I also had good relations with Malcolm Westmorland, the manager of Fox’s Marina just up river from Pin Mill where Ransome had kept her, and Malcolm let Nancy lie there ashore for more than two years without charge, and gave me a substantial discount on all the materials I needed.

Again, because I was a public relations consultant, I knew how to get publicity for what I was doing, and got big stories placed not only in all the leading newspapers but also on radio and TV.  This enabled me to win important support from companies like International Paints (the specialist boat paint supplier), Black& Decker (for tools), Thornycroft  (for a new engine) and various electronic firms for navigational equipment.  Without the help provided by these companies I could not have afforded the restoration.

The weird coincidences go on and on.  I play the violin, and I play with various friends.  One day I discovered that a lady I play with was a Ransome fan, so I lent her some of my Ransome books, including Roger Wardale’s Arthur Ransome’s East Anglia.  Shortly afterwards, I got an email from her, saying: “Weird or what, the photograph on page 57 of four people in Felixstowe Dock is of me with my mother, brother and sister!”

Ellen MacArthur (now the patron of the Nancy Blackett Trust) pictured aboard

 

photo Nancy Blackett Trust

Weirder still: I told Marion Wells, the Woodbridge Town Centre Co-ordinator who is a member of the working party that organises the  Maritime Woodbridge Festival of the Sea, about that coincidence. She then produced a woodcut that her mother had made when she was a child, showing her and her brother in exactly the same place in the same pose.

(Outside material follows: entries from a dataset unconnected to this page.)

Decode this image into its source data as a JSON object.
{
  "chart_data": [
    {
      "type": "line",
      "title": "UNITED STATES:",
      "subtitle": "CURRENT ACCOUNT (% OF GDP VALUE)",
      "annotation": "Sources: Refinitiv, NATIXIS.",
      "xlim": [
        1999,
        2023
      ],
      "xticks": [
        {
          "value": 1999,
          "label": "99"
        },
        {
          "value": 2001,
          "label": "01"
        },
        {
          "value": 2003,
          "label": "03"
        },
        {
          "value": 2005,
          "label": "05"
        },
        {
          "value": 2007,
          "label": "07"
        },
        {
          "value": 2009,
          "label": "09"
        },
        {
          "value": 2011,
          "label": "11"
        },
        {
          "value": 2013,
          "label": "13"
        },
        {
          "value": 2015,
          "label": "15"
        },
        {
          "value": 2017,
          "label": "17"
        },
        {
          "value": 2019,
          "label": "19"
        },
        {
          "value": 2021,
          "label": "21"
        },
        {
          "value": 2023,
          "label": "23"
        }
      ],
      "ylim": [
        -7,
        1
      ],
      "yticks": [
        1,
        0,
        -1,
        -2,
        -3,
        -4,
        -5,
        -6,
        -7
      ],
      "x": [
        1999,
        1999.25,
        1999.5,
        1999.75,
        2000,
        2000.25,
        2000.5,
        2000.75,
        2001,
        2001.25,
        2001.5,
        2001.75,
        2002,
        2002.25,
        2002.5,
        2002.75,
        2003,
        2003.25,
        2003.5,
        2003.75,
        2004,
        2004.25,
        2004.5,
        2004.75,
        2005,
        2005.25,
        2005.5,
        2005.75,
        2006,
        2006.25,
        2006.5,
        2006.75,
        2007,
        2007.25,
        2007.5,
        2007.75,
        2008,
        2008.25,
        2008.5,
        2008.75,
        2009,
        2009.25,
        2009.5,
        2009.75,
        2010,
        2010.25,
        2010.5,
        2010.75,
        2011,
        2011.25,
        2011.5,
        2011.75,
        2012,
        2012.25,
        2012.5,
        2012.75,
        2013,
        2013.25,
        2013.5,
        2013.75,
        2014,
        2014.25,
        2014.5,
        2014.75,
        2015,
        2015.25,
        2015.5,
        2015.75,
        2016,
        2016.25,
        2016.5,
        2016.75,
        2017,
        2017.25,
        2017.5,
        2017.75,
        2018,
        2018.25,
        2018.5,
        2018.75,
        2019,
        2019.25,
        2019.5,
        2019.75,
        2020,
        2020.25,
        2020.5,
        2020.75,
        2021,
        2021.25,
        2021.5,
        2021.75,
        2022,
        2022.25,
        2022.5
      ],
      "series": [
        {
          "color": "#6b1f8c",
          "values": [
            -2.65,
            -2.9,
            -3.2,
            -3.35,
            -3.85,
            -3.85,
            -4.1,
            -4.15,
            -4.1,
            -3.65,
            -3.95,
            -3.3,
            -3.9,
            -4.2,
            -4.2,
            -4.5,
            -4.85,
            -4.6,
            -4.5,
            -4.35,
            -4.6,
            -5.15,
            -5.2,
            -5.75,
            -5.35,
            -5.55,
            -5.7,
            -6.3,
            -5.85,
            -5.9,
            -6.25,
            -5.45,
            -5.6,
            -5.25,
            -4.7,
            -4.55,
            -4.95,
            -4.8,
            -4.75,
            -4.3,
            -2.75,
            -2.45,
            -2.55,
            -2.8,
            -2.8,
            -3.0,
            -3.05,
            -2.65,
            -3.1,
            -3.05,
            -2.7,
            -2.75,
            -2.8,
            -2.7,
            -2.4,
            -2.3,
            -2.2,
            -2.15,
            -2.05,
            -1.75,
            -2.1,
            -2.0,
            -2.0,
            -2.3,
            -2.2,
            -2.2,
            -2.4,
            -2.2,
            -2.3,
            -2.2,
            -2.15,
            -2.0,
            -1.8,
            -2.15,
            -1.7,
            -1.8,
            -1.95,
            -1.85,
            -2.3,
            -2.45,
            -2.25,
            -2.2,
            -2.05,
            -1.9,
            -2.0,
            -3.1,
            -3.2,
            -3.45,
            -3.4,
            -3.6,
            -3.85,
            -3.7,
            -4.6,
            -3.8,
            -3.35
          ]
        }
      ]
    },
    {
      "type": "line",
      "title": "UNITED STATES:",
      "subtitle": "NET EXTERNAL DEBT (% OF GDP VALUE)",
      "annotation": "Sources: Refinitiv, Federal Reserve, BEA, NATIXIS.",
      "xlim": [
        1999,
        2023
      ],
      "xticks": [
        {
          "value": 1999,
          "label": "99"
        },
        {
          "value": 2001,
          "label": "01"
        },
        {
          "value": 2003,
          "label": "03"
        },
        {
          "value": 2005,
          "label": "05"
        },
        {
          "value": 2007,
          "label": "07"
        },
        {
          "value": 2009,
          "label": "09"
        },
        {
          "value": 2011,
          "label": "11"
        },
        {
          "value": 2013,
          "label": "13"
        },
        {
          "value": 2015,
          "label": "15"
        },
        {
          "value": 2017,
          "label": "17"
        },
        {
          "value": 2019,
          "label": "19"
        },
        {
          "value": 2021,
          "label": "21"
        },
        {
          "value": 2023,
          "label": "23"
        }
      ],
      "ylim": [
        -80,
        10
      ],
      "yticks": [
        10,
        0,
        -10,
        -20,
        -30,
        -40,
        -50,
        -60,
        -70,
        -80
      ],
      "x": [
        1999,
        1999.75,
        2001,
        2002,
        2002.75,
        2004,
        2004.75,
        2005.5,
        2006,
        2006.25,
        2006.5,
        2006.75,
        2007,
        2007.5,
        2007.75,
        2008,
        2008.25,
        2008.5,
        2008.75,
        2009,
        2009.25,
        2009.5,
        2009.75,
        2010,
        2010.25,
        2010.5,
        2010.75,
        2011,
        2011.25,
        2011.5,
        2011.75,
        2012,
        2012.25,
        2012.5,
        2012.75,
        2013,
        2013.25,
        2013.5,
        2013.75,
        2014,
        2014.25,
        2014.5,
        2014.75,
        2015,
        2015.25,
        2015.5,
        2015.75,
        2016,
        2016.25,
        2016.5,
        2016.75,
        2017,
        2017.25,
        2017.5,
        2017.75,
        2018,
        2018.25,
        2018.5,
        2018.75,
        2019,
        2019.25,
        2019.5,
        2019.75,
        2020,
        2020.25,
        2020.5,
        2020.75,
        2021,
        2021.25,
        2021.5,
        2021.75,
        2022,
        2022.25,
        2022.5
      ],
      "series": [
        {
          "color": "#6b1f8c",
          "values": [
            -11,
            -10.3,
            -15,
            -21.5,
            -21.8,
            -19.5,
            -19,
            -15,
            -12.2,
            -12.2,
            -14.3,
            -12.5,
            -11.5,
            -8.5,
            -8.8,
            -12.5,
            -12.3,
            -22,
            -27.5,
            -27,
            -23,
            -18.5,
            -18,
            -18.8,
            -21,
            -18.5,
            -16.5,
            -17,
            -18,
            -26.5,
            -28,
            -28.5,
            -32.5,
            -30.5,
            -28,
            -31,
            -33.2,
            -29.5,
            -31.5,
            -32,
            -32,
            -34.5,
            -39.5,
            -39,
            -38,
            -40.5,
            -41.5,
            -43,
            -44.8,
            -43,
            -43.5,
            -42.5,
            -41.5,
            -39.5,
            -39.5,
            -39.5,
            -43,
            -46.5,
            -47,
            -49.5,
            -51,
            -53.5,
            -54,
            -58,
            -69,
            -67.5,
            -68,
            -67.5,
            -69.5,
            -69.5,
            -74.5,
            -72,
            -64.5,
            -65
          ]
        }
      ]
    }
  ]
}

In fact, the rail the children are leaning against in both the photograph and the woodcut is not part of the dock; it’s the stern rail of the Brightlingsea, the former Harwich Harbour Ferry – which, by coincidence, is now owned by Rollo Cooper, another member of the Maritime Woodbridge working party.

One final coincidence.  My friend, The Reverend Christopher Courtauld, who lives in Ransome’s former house in Levington, has been a lifelong Ransome fan.  However, it was not until after he had bought the house and saw the deeds that he learned of his illustrious predecessor.

Nancy is now owned by the Nancy Blackett Trust (www.nancyblackett.org) which ensures that this much-loved boat will always be looked after, and her restoration led directly to the foundation of the Arthur Ransome Society (www.arthur-ransome.org), which has branches all over the UK and in the US, Canada and Japan.